Me suis endormi pendant que la
fille me pompait. Osti. Je me reviens de très loin et tout à fait de
travers, mais pas de doute : je suis bien ici, dans ce studio, avec elle –
qui elle? quoi elle? – oui, ça va, du calme, je me reviens, je la
reconnais. Elle a interrompu le
mouvement de succion, mon gland appuie mollement contre ses lèvres et elle
m’observe, les yeux grand ouverts, comme si elle n’en revenait pas elle-même
que je me sois assoupi en pleine pipe.
Elle se redresse, hésitante.
- Ça va, lé bou messiou?
Me souvenir de son nom. Je me rappelle qu’elle a parlé du Guatemala,
mais son nom ne me revient pas. Roberta? Robertina?
Bernadetta? J’aperçois une gouttelette
de sperme sur l’aile de son nez, donc je suppose que j’ai joui pendant mon
sommeil. Je me relève vaille que vaille avec
un milliard de pensées écrasées sur le pare-brise de ma conscience.
- Tou vou prenne la douche?
- Peut-être, je sais pas, excuse-moi, haha, crisse,
je… Non, en fait, je vais…
- Prenne ton temps, lé bou messiou, prenne ton
temps.
- Attends, je veux juste vérifier quelque chose.
Je tire le portable de la
poche de mon jeans suspendu au dossier de la chaise et je triture l’écran à
deux pouces. Rien, si ce n’est un
message de Raymond Gauthier que je lirai tout à l’heure et une notification de
Google : Il semble que vous soyez au
salon de massage Azteca en compagnie d’une courtisane nommée Magdalena.
Je me penche sur la poche de
hockey qui est demeurée par terre tout ce temps, à proximité du matelas et du
flacon de K-Y, et j’en extrais deux cartouches de Player’s Light que je tends à
la fille.
- Tiens, pour ton garçon.
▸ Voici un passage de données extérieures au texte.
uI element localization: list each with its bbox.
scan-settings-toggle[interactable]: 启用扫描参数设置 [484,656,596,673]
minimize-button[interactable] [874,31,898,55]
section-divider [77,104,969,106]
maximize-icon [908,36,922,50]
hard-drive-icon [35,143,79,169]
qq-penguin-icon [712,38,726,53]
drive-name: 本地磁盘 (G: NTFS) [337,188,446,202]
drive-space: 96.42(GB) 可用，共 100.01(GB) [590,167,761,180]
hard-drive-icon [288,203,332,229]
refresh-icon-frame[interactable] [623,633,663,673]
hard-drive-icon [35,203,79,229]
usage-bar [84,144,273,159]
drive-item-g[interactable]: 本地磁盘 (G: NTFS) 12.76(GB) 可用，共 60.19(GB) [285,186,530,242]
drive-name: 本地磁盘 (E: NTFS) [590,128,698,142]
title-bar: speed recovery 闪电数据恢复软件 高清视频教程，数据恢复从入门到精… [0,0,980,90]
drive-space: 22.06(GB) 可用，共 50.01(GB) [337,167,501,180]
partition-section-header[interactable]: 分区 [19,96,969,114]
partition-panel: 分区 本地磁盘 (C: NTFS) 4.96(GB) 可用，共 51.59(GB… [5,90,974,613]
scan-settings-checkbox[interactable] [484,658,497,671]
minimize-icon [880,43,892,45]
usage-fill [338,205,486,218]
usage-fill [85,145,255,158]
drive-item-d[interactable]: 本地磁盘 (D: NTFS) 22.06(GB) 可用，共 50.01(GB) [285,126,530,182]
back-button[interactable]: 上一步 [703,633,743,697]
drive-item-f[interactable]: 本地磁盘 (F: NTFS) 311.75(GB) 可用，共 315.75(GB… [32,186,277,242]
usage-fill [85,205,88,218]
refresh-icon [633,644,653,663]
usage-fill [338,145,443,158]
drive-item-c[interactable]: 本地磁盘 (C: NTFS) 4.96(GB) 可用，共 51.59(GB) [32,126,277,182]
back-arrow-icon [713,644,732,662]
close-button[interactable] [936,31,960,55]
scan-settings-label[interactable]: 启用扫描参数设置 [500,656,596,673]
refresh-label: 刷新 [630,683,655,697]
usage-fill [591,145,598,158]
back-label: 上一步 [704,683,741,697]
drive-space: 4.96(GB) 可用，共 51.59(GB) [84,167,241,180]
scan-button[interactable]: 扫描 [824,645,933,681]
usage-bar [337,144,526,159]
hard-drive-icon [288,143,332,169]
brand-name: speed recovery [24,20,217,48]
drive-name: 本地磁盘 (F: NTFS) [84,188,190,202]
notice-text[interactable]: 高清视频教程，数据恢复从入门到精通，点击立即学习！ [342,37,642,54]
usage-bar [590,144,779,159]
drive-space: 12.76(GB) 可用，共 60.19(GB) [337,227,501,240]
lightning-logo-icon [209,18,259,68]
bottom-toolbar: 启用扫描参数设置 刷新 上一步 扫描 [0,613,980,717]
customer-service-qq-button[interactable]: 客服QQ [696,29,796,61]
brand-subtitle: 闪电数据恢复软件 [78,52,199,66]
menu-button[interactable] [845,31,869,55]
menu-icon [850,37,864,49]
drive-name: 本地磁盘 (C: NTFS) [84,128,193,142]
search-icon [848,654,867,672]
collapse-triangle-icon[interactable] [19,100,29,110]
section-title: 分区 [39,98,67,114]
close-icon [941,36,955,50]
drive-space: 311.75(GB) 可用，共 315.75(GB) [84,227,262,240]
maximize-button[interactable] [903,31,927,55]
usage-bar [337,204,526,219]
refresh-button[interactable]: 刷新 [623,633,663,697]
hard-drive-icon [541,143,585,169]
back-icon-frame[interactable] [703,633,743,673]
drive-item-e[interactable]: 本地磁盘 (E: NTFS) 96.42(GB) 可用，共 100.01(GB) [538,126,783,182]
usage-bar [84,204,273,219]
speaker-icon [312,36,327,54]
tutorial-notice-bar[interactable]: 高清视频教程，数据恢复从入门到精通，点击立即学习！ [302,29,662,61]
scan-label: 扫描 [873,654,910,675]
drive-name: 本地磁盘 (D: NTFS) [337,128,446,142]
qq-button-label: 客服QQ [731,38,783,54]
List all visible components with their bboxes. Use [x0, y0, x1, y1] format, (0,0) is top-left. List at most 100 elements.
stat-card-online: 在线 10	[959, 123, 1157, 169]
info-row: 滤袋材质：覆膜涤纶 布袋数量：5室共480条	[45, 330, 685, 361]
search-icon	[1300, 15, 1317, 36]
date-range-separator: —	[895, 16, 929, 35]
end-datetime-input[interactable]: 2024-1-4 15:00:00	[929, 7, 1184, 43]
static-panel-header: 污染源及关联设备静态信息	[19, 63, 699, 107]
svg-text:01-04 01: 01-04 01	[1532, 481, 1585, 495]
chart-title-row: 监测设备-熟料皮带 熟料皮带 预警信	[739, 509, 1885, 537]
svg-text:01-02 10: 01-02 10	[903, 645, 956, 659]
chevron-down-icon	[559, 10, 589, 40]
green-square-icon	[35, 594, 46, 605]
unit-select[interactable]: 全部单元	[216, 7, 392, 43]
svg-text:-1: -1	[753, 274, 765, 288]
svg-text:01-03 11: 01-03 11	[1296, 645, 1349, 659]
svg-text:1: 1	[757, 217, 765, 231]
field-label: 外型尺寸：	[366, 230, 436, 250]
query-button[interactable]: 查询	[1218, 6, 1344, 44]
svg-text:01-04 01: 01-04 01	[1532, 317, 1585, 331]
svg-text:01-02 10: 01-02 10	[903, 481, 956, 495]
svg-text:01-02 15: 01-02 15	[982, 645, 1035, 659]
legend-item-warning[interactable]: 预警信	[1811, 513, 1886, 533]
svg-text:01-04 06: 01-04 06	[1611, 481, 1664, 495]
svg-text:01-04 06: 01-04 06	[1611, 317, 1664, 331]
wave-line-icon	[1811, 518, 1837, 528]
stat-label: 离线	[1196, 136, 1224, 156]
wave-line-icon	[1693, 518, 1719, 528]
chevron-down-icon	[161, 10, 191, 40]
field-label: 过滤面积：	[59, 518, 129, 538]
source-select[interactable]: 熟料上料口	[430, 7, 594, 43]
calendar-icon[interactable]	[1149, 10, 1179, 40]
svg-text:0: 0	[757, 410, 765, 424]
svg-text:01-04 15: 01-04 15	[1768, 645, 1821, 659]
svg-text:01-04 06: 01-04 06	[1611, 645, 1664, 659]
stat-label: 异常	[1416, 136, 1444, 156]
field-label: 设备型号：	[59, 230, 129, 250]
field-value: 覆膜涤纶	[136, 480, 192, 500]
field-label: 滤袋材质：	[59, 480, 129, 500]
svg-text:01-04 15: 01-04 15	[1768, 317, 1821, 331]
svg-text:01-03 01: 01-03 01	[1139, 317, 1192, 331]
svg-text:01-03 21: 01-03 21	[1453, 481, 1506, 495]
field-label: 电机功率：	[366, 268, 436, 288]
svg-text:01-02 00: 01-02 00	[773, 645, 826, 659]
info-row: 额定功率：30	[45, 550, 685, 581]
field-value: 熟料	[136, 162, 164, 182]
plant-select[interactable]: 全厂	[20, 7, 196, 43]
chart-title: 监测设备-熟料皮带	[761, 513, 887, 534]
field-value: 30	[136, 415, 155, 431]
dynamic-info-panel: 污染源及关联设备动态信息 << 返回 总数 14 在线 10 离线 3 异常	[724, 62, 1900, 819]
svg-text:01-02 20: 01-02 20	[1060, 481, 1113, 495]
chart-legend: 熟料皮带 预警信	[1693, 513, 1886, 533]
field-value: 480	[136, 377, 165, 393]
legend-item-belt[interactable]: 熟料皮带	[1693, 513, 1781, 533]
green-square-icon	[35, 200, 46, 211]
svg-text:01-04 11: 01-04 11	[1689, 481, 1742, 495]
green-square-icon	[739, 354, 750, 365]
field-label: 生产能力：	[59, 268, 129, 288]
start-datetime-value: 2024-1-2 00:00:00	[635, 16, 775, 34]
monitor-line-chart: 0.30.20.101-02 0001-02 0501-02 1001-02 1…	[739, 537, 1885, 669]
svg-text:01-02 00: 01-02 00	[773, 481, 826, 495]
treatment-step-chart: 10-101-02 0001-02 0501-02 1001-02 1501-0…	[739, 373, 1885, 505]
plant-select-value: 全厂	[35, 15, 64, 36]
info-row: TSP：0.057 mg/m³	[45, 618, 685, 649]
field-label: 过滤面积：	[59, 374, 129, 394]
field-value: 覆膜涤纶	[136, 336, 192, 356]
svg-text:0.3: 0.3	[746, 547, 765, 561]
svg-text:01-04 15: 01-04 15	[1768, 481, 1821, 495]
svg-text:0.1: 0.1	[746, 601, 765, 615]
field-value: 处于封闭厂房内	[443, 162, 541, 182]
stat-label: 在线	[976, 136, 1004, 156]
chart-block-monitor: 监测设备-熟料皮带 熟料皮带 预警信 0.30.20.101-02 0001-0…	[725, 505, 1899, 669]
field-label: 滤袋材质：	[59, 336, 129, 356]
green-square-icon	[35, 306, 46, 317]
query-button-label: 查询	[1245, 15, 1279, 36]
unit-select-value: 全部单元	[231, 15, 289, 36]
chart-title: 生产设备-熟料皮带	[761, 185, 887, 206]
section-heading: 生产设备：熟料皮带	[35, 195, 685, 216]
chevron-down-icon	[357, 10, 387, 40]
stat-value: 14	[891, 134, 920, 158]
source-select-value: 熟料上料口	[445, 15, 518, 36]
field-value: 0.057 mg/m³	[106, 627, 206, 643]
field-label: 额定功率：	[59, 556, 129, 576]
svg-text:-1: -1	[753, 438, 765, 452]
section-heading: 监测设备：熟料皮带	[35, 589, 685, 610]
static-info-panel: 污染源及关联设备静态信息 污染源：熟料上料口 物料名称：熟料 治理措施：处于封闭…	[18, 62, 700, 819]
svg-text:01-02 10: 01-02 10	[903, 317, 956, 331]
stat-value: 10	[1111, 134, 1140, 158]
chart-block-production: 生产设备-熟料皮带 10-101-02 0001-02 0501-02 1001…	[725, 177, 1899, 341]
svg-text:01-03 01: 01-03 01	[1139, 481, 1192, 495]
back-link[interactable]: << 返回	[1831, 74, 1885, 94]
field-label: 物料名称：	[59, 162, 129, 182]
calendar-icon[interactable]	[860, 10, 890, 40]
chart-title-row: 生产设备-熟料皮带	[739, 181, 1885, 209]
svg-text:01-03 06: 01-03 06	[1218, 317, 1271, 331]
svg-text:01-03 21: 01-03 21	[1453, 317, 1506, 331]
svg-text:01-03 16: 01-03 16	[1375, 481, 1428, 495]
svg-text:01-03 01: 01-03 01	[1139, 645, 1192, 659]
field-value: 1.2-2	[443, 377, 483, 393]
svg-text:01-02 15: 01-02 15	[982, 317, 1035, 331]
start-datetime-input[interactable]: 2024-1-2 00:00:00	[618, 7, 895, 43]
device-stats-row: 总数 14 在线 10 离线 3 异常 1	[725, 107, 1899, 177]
Fernando, c’est ça?
- Gustavo.
C’était l’entente, ça lui
convient, je la paierai en espèces la prochaine fois. Elle noue la serviette de bain autour de sa
taille, pose ses petites mains brûlantes sur mes épaules, se dresse sur la
pointe des pieds puis me fait la bise comme une lointaine cousine au jour de
l’an.
Lorsque je débouche dans la
nuit de Villeray, je me mets à grelotter comme une marde. J’avale aussitôt deux
comprimés d’Anafranil et tout en marchant en direction de la rue
Christophe-Colomb, je parcours en diagonale le message de Gauthier. Je crois comprendre que la réunion
d’après-demain portera sur le thème de la fracture
identitaire et de la dissolution néo-gauchisante
du concept de nation. À peu de choses
près, il n’est pas impossible que Mathieu Bock-Côté prenne la parole en
bedaine, crache le sang et en appelle aux armes de la lucidité renouvelée, mais
j’ai probablement manqué ce dernier point, je grelotte trop, je reprendrai la
lecture du message une fois rentré chez moi, en espérant que Fripouille n’ait
pas dégueulassé la chambre de bain avec ses débris de rats crevés.